If delisting were to occur, management of GYE grizzlies would go to the Montana Fish and Wildlife Commission.
Sitz viewed this as a benefit of delisting, explaining that local fish and game management, local community groups, know more about the local area. “Out here, it is my backyard and I feel like we should have a little say on how we manage our backyard,” he said.
Sitz files all his losses with the Livestock Loss Board. “If you don’t, then the environmental community says, ‘hey there’s no livestock losses,’” he said as part of his reasoning for doing so. Another reason is monetarily based.
The Livestock Loss Board, the state board that processes loss claims, only finds out about a loss if a rancher submits a claim. Money is only given out to Wildlife Service (WS) verified losses. WS is the authority on loss verification as the department is trained in the forensics of the determination. A necropsy is performed, a report is sent to WS in Billings, and the board’s claims report and WS’s investigation are sent to the rancher, who decides whether or not to file the claim.
“Ranchers that suspect a loss is from grizzly bears need to contact Wildlife Services as we do not accept investigations from FWP for loss claims. Most ranchers turn in claims to our board, but some do not. This means our numbers do not accurately reflect all loss that has occurred each year,” Edwards said.
Before 2019, the board received $200,000 in state funding for claims. Originally, loss was attributed only to wolves and any unused money for the year carried over, creating a saving account of sorts.
In 2013, grizzly bears were added to loss determinations. In the last three or four years, the board started paying out more than the allocated $200,000, Edwards said. Rep. Ray Shaw from Alder was instrumental in increasing the claims allocations to $300,000, which was granted during the 2019 legislature session.
According to Edwards, payment ranchers receive is based on the market price of the livestock lost during the week it was killed based on price per pound. This is different for registered stock, which receive the average sale price from the year before, he explained.
WS must be contacted to preserve as much evidence as needed in order to determine a predator loss.

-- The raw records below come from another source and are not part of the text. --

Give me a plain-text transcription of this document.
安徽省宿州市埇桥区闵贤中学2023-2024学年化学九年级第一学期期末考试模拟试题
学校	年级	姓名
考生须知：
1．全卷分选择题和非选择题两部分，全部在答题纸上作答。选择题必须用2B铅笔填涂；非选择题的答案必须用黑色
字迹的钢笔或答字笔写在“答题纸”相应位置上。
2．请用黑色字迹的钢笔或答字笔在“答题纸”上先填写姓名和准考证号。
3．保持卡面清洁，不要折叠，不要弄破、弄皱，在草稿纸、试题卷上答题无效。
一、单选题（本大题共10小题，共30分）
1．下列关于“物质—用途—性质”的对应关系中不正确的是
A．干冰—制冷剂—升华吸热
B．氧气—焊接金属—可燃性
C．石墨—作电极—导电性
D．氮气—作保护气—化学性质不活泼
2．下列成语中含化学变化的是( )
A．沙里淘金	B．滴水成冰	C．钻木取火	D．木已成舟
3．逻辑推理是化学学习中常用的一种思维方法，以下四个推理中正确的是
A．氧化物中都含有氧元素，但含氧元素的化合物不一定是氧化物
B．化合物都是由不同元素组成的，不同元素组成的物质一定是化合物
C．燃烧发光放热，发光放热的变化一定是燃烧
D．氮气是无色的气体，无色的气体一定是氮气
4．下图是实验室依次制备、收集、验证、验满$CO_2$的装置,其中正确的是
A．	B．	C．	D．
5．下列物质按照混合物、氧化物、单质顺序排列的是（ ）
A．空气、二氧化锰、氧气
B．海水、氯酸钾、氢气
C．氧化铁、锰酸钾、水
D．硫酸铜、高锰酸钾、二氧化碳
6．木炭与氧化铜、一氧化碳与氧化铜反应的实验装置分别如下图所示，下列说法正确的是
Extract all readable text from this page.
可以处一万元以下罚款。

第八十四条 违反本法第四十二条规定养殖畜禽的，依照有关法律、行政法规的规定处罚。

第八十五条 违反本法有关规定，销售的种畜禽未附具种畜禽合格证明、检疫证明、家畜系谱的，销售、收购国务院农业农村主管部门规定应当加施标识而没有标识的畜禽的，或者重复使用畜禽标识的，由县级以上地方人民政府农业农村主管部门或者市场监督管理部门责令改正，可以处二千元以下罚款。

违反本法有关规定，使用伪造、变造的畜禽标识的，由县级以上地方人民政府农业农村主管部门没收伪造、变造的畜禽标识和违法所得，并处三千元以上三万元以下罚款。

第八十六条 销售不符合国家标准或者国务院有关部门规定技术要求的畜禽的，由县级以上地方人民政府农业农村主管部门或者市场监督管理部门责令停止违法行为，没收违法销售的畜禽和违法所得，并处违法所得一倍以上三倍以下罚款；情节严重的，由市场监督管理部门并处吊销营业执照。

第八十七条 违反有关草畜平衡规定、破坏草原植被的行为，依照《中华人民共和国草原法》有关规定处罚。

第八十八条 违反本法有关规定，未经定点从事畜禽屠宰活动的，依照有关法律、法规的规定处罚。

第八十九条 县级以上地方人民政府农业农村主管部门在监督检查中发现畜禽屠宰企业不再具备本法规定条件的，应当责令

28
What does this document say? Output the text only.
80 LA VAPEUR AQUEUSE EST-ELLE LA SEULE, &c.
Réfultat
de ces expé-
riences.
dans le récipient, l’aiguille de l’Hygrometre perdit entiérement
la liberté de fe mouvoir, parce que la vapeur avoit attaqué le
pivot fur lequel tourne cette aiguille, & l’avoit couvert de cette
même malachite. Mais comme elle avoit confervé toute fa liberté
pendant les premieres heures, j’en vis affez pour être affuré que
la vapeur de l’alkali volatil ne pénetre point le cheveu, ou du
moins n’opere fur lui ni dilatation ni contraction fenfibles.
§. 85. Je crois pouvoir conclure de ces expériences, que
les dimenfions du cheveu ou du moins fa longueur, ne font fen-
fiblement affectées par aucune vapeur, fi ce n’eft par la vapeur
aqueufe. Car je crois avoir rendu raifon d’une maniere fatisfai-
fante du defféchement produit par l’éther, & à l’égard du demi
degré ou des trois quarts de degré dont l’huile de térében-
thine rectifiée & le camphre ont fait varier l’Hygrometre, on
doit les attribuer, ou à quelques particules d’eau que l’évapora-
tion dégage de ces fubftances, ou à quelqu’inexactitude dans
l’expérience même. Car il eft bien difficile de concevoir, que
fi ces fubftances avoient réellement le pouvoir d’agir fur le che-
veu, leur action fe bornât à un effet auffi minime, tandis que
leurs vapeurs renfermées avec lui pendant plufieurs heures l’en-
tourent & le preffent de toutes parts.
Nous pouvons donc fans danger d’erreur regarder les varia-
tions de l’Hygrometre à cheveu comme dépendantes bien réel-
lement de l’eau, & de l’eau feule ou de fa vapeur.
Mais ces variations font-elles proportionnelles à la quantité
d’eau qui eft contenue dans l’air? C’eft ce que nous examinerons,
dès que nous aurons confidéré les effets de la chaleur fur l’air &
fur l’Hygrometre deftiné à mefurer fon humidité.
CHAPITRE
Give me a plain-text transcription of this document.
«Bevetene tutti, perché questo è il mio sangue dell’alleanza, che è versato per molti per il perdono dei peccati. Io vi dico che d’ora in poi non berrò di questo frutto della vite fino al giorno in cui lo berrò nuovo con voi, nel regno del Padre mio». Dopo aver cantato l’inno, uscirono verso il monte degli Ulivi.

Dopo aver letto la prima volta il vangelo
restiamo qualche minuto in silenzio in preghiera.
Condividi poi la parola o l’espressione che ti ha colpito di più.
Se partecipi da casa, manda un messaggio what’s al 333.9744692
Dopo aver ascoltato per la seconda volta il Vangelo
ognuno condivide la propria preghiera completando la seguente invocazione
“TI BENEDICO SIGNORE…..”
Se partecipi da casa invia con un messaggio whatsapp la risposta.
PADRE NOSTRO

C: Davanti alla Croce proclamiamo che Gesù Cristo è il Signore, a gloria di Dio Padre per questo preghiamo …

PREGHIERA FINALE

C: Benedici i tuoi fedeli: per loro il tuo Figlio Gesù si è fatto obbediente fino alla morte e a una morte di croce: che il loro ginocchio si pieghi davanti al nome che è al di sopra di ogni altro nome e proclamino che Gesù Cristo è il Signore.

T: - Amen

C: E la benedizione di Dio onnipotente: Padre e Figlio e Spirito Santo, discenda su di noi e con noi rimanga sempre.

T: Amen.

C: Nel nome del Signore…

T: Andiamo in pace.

Time in between investigations, especially in remote areas such as the Gravellys, can be detrimental. A second investigator was hired by WS for Madison County to account for this issue.
Actual losses are greater than what the board pays claims for, Edwards said. He knows this by hearing from ranchers at livestock conventions who profess what they lost in a year was more than what they were compensated.
The board does not have funding to pay a multiplier, Edwards said. A multiplier allows for a cushion—it accounts for additional livestock that may have been lost due to predation but not verified.
Montana Stockgrowers Association has a resolution encouraging the board to pay a multiplier once the funding becomes available. Edwards said the board is in favor of this, but current funding is restricted to WS verified losses.